VTE kan in 1-2% van de gevallen fataal zijn.
Zeer zelden is bij CHC-gebruikers trombose gemeld in andere bloedvaten, bijv. lever-, mesenteriale, nier- of retinale aderen en slagaders.
Risicofactoren voor VTE
Het risico op veneuze trombo-embolische complicaties bij CHC-gebruikers kan aanzienlijk toenemen als er aanvullende risicofactoren aanwezig zijn, vooral als er meer dan één risicofactor is (zie tabel).

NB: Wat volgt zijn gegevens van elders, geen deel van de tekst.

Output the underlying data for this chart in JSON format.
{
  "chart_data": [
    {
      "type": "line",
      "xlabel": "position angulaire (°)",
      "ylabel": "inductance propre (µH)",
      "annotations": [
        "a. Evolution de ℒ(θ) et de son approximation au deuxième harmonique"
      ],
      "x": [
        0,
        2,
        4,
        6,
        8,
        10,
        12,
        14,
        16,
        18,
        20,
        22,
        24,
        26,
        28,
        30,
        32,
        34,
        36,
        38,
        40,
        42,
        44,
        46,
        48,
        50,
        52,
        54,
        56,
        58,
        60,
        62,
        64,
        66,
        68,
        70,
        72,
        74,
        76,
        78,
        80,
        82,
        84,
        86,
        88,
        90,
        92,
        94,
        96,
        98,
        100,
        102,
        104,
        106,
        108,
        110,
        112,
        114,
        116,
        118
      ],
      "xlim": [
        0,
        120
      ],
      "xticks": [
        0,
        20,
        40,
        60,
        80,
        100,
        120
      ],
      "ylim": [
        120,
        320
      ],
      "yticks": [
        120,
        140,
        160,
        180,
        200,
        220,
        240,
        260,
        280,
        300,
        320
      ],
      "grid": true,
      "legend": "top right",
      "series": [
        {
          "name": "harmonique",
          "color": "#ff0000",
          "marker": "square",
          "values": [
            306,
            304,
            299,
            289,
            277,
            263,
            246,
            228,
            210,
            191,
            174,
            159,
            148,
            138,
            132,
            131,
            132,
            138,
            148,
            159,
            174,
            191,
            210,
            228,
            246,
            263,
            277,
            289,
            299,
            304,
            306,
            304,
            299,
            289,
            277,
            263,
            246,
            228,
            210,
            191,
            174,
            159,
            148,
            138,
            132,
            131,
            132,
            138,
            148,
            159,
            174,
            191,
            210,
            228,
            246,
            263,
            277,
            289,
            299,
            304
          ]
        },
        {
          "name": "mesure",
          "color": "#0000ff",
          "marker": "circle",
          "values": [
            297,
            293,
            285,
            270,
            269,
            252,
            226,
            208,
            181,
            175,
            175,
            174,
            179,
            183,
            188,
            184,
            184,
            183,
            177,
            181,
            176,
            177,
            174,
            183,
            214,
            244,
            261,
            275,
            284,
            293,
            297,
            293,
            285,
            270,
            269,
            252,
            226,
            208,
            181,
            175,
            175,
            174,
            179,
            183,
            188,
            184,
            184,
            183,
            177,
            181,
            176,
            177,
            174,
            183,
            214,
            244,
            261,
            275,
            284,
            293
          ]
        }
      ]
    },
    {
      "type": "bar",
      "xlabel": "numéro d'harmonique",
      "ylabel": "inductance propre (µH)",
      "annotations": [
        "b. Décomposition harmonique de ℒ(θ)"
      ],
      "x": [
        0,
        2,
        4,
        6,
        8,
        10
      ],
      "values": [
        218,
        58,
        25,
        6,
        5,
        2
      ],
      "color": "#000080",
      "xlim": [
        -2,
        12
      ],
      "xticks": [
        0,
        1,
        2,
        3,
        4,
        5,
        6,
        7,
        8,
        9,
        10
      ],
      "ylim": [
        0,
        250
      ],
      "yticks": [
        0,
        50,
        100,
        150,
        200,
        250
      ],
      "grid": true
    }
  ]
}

EVRA is gecontra-indiceerd als een vrouw meerdere risicofactoren heeft die haar risico op veneuze trombose verhogen (zie rubriek 4.3). Als een vrouw meer dan één risicofactor heeft, is het mogelijk dat het verhoogde risico groter is dan de som van de afzonderlijke factoren; in dit geval moet haar totale risico op VTE worden overwogen.Als de baten-risicoverhouding als negatief wordt beschouwd , mag geen combinatie-OAC worden voorgeschreven (zie rubriek 4.3).
Tabel: Risicofactoren voor VTE
Er is geen overeenstemming over de mogelijke rol van spataderen en oppervlakkige tromboflebitis bij het ontstaan en de progressie van veneuze trombose.

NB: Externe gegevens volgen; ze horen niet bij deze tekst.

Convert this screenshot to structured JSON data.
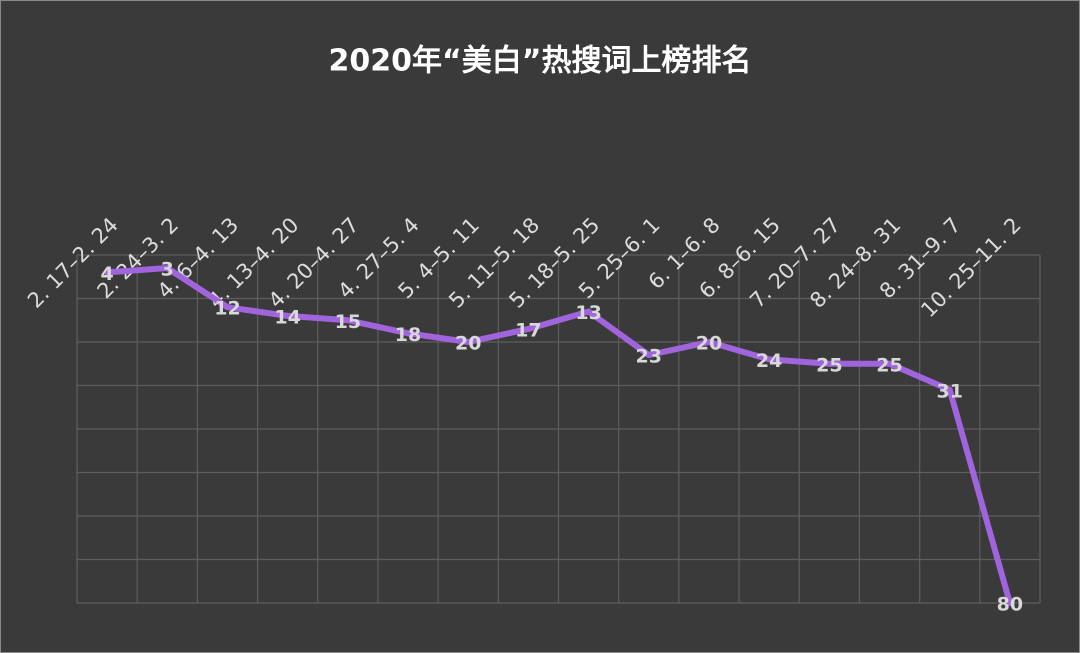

Er moet rekening worden gehouden met het verhoogde risico op trombo-embolie tijdens de zwangerschap, met name tijdens de periode van 6 weken van het kraambed (voor informatie over "Zwangerschap en borstvoeding", zie rubriek 4.6.
Symptomen van VTE (diepe veneuze trombose en longembolie)
Als dit soort symptomen optreden, dienen vrouwen onmiddellijk medische hulp in te roepen en hen te informeren dat ze een CHC gebruiken.
Symptomen van diepe veneuze trombose (DVT) kunnen zijn:
• eenzijdige zwelling van het been en/of de voet of langs een ader in het been;
• pijn of gevoeligheid in het been die alleen kan worden gevoeld bij staan of lopen;
• verhoogd warmtegevoel in het aangedane been; huid op het been die rood of verkleurd is.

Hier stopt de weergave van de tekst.